When belief and opinion appear, as they will, know that you are
wielding a weapon that cuts and diminishes reality. Set them aside as
quickly as you can without doing further violence. Know that the
weapon drawn to cut another down to size also cuts you. Divides you
from your true self.

There is nothing wrong with disagreement. Disagreement can be
creative . Disagreement helps one to see beyond the horizon of the
known and familiar.

But when I am committed to being right, and I am committed to making
you wrong, when I have to cut you down to build myself up, that is
when the truth, the living truth, is shredded.

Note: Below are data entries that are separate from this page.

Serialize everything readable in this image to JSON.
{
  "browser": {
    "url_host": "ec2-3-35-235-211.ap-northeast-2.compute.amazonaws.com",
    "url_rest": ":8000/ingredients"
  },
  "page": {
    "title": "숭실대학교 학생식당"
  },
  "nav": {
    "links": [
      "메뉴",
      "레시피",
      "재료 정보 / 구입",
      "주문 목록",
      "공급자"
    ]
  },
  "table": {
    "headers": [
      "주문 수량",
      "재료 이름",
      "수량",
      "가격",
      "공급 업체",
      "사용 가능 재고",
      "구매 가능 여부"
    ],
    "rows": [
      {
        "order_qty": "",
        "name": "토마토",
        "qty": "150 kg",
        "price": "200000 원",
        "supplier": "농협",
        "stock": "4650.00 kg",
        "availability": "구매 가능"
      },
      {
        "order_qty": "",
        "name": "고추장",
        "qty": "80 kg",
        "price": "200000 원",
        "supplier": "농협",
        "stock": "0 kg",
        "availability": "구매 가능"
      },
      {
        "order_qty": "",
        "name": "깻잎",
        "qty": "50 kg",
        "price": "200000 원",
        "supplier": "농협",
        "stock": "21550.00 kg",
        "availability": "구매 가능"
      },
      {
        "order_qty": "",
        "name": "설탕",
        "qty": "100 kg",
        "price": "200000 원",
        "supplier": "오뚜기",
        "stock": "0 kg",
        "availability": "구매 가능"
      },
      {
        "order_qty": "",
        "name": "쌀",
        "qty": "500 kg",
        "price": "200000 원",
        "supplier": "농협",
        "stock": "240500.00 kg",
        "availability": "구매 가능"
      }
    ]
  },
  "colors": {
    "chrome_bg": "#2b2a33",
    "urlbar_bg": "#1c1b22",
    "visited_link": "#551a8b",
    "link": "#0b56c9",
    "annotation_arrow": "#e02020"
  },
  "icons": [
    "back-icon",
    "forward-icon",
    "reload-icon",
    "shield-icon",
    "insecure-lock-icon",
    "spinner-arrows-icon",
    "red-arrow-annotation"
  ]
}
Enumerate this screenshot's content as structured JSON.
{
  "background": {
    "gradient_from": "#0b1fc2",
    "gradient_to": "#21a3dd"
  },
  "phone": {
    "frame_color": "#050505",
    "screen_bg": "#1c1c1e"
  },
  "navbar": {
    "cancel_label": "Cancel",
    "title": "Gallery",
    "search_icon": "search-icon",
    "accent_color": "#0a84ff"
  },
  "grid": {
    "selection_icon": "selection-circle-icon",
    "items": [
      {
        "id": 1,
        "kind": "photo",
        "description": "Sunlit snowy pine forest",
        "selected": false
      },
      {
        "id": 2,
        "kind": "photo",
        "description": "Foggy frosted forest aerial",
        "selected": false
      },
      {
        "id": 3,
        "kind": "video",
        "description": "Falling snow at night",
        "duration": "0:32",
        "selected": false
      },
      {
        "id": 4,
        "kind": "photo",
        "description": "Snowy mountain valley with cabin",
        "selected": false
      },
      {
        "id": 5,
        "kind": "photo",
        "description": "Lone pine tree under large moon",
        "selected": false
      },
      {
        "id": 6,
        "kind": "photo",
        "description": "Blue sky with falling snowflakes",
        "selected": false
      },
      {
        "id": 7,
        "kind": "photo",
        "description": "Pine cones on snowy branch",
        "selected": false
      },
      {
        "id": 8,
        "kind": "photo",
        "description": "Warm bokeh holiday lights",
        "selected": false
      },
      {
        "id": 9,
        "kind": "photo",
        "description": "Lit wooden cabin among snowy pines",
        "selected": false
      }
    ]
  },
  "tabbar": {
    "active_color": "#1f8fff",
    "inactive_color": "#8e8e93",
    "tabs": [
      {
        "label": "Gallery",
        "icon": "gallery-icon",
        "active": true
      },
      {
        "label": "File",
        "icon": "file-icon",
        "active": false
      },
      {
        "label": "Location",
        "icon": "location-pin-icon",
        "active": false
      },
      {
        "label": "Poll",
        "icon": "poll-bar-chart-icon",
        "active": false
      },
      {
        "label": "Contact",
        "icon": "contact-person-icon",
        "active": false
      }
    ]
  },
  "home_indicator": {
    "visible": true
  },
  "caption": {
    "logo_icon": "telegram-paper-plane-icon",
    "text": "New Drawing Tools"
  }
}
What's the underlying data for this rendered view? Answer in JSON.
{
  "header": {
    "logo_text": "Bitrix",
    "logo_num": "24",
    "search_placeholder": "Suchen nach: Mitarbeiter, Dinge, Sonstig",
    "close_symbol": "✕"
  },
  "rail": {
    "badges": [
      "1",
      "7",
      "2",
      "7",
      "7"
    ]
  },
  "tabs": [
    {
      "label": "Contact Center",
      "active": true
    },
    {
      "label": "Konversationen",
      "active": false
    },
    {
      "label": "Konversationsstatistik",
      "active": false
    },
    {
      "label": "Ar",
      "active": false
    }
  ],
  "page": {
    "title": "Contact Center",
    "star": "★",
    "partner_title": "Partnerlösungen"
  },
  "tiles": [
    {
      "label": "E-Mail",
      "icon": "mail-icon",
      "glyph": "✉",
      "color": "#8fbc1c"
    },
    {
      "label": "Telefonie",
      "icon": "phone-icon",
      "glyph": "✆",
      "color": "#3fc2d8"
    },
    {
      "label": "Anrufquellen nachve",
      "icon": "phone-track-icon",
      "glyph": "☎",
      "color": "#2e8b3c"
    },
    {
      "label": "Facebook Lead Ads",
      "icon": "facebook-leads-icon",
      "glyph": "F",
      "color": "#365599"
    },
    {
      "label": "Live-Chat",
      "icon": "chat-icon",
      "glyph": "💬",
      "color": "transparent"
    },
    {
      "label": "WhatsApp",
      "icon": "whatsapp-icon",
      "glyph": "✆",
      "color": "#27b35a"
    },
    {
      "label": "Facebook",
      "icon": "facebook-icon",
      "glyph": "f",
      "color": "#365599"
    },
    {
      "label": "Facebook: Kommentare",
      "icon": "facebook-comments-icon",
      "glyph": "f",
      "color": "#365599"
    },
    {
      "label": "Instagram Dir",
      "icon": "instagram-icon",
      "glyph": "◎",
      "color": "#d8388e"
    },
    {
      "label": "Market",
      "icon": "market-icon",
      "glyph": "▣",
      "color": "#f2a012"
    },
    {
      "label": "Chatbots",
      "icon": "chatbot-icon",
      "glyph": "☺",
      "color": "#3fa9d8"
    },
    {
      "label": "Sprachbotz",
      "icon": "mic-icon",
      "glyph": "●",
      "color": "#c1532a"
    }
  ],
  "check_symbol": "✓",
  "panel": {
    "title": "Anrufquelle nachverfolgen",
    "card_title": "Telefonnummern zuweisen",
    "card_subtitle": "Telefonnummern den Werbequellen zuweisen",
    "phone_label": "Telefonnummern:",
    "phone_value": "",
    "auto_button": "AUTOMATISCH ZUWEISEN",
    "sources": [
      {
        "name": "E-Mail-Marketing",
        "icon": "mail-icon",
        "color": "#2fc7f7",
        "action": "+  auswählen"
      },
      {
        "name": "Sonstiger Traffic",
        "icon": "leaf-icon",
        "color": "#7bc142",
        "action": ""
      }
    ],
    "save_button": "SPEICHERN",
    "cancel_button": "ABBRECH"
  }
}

It is perfectly possible to disagree, and challenge each other,
without needing to win the argument, without needing desperately to
be right. But that requires a sense of self that is not in any way
dependent on particular beliefs and opinions. It requires a deep love
for reality, for this that is as it is right now. That love does not
come from the mind, which is divisive by nature, but from reality

And so we know that the truth is love. Reality is love. Reality is
welcoming of everyone and everything. Reality does not take sides,
except to take both sides!

When the individual prefers reality to anything the mind can create,
then that love can permeate even the individual mind or “self.” But
the starting place is not to try to wrestle the mind into compliance,
but to take the perspective of reality, which is perfectly happy with
things exactly as they are (which is not to say that anything will
stay as it is!).

Can we live in the dynamic fullness of this that is as it is? Can we
live in the paradox that reality is perfectly comfortable with
conflict, and that being fully embraced by reality, and fully
accepting that embrace, has a tendency to reduce conflict? Conflict
comes from the belief in separation. Holding such a belief is part of
the real, but the underlying truth is that reality is an unbroken
whole, and to accept the embrace of reality is to return to
wholeness. Embraced by the whole truth, how can any partial truth
survive for more than a little while?

Beliefs and opinions are having a field day, but no one ever believes
anything without someone else believing the opposite, so a kind of
temporary balance is struck that hints at the underlying wholeness
that is never truly broken and can be recalled at any moment.